6-Phenylpyrrolocytosine As A Fluorescent Probe To Examine Nucleotide Flipping Catalyzed By A Dna Repair Protein

Cellular exposure to tobacco-specific nitrosamines causes formation of promutagenic O-6-[4-oxo-4-(3-pyridyl)but-1-yl]guanine (O-6-POB-G) and O-6-methylguanine (O-6-Me-G) adducts in DNA. These adducts can be directly repaired by O-6-alkylguanine-DNA alkyltransferase (AGT). Repair begins by flipping the damaged base out of the DNA helix. AGT binding and base-flipping have been previously studied using pyrrolocytosine as a fluorescent probe paired to the O-6-alkylguanine lesion, but low fluorescence yield limited the resolution of steps in the repair process. Here, we utilize the highly fluorescent 6-phenylpyrrolo-2 '-deoxycytidine (6-phenylpyrrolo-C) to investigate AGT-DNA interactions.
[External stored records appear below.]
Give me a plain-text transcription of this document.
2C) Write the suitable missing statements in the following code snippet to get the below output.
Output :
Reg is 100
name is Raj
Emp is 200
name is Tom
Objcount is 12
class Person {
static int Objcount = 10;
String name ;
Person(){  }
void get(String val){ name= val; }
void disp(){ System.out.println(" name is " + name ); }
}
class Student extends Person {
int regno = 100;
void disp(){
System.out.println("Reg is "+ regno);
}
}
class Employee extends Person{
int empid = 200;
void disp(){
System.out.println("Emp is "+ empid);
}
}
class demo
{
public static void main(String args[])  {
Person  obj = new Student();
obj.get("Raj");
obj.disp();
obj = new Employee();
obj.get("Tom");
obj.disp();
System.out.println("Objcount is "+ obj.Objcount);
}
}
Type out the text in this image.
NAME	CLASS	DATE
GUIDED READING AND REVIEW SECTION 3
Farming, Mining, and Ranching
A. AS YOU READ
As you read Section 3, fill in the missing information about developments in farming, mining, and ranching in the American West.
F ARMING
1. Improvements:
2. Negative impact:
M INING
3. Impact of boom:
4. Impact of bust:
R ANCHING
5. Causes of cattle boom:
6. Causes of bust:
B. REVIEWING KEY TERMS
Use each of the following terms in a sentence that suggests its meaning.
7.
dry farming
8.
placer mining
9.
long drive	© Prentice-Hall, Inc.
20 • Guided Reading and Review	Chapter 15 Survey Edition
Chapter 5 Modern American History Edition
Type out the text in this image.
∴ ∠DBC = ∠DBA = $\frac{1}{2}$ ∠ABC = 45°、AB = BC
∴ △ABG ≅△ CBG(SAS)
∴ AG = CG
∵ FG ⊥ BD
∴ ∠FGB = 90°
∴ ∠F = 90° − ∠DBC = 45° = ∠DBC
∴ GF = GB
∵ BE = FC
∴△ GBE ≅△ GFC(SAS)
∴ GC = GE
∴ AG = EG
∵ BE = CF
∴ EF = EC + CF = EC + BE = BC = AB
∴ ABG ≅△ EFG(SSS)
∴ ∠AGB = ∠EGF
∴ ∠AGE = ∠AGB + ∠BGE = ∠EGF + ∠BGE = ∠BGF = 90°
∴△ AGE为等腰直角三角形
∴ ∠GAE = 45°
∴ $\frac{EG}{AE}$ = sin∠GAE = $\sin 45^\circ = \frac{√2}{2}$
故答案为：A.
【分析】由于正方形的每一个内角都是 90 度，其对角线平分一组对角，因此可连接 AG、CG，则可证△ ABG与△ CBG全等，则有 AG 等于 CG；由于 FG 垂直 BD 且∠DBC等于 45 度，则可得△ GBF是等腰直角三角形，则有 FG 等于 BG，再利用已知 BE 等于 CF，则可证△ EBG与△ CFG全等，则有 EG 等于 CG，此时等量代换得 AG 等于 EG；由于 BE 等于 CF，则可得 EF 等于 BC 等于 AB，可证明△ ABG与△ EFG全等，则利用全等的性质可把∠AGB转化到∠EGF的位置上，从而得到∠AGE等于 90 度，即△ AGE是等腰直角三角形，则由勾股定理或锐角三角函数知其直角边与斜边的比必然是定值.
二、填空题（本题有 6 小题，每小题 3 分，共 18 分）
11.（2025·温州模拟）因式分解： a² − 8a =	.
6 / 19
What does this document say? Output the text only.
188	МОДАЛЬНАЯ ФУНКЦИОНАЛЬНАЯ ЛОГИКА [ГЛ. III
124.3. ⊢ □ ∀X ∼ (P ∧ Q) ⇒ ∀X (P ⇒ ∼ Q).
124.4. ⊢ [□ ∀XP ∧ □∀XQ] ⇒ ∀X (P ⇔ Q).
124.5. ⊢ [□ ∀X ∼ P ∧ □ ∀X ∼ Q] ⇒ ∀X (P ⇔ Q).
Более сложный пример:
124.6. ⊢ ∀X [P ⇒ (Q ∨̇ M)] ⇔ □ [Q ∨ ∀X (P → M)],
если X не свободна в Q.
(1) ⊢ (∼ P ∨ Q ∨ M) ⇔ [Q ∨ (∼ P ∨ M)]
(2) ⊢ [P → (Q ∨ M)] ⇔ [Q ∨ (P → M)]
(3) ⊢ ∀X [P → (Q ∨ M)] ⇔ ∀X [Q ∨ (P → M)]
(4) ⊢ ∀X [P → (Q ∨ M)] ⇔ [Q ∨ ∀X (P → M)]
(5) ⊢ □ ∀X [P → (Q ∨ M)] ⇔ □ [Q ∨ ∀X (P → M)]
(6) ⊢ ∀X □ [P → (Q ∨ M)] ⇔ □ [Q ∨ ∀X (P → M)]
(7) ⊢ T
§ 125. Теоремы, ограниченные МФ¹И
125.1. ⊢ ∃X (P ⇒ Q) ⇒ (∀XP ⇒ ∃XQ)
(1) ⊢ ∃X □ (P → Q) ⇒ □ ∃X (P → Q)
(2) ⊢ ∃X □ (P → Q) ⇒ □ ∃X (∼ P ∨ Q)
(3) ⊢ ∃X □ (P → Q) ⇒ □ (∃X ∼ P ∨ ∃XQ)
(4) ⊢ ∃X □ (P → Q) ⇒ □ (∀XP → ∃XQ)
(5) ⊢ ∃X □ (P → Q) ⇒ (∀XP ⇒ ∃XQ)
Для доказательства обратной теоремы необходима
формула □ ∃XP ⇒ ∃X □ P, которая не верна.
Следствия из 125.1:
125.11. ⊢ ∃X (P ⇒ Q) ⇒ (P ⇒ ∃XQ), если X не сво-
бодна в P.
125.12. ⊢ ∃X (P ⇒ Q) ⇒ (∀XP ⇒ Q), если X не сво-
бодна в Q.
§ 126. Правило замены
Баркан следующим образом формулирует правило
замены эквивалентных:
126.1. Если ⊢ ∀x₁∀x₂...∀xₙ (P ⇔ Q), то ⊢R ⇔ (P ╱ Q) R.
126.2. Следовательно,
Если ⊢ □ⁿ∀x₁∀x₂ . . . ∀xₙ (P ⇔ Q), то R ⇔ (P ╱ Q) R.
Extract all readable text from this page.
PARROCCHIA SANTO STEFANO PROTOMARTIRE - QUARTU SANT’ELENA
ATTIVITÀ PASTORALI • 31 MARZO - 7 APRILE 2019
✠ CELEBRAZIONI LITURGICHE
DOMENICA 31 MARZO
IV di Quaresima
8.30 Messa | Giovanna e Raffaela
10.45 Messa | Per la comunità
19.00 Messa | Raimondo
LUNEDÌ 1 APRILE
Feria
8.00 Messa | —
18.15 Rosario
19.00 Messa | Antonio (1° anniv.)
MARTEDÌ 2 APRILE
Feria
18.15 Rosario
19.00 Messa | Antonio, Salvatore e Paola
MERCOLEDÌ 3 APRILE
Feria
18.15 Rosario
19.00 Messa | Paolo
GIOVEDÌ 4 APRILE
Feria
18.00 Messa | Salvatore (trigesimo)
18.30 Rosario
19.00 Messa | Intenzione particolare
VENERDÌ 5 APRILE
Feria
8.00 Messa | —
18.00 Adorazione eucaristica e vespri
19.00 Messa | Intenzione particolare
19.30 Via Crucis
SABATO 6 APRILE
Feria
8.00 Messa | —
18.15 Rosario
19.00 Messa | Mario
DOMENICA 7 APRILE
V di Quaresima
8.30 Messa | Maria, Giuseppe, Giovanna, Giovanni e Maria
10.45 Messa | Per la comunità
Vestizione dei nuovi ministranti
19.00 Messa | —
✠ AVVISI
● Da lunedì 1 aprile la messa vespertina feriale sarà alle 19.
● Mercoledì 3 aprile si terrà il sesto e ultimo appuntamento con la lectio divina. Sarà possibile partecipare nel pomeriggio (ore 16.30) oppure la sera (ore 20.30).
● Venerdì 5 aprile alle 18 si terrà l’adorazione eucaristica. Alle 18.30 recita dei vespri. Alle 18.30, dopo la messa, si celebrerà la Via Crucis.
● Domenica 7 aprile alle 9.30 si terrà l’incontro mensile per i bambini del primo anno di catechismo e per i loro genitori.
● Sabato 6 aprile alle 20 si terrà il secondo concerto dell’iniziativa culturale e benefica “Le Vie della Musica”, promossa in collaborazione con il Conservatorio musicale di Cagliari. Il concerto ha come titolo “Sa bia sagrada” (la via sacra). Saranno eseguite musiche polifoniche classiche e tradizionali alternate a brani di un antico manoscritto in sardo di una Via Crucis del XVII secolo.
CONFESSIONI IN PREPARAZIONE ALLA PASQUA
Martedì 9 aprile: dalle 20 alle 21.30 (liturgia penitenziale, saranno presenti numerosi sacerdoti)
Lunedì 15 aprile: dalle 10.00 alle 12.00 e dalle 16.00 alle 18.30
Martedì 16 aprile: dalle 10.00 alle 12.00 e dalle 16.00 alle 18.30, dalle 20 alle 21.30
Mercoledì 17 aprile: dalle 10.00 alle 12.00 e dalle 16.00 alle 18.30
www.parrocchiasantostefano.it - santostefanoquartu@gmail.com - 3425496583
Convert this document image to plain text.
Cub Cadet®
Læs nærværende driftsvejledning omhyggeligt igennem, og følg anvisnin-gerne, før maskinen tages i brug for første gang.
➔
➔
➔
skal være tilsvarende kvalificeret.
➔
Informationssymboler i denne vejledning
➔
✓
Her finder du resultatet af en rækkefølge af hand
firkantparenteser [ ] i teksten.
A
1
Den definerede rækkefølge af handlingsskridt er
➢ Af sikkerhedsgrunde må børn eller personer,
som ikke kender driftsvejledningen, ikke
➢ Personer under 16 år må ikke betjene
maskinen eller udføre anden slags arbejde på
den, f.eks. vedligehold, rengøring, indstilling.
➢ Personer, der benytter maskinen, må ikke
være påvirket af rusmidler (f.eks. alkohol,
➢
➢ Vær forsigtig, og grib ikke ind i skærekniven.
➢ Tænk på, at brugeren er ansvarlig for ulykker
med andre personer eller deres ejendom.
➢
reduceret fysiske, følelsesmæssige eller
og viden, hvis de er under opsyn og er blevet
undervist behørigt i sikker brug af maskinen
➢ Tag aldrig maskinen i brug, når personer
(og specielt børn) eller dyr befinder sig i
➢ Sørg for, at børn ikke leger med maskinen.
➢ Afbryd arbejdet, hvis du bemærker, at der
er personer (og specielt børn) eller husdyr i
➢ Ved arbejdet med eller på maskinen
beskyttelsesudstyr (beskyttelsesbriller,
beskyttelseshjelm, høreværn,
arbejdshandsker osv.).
Synthetic oligodeoxynucleotide duplexes containing O-6-POB-G and O-6-Me-G adducts were placed within the CpG sites of codons 158, 245, and 248 of the p53 tumor suppressor gene and base-paired to 6-phenylpyrrolo-C in the opposite strand. Neighboring cytosine was either unmethylated or methylated. Stopped-flow fluorescence measurements were performed by mixing the DNA duplexes with C145A or R128G AGT variants. We observe a rapid, two-step, nearly irreversible binding of AGT to DNA followed by two slower steps, one of which is base-flipping. Placing 5-methylcytosine immediately 5 ' to the alkylated guanosine causes a reduction in rate constant of nucleotide flipping. O-6-POB-G at codon 158 decreased the base flipping rate constant by 3.5-fold compared with O-6-Me-G at the same position. A similar effect was not observed at other codons.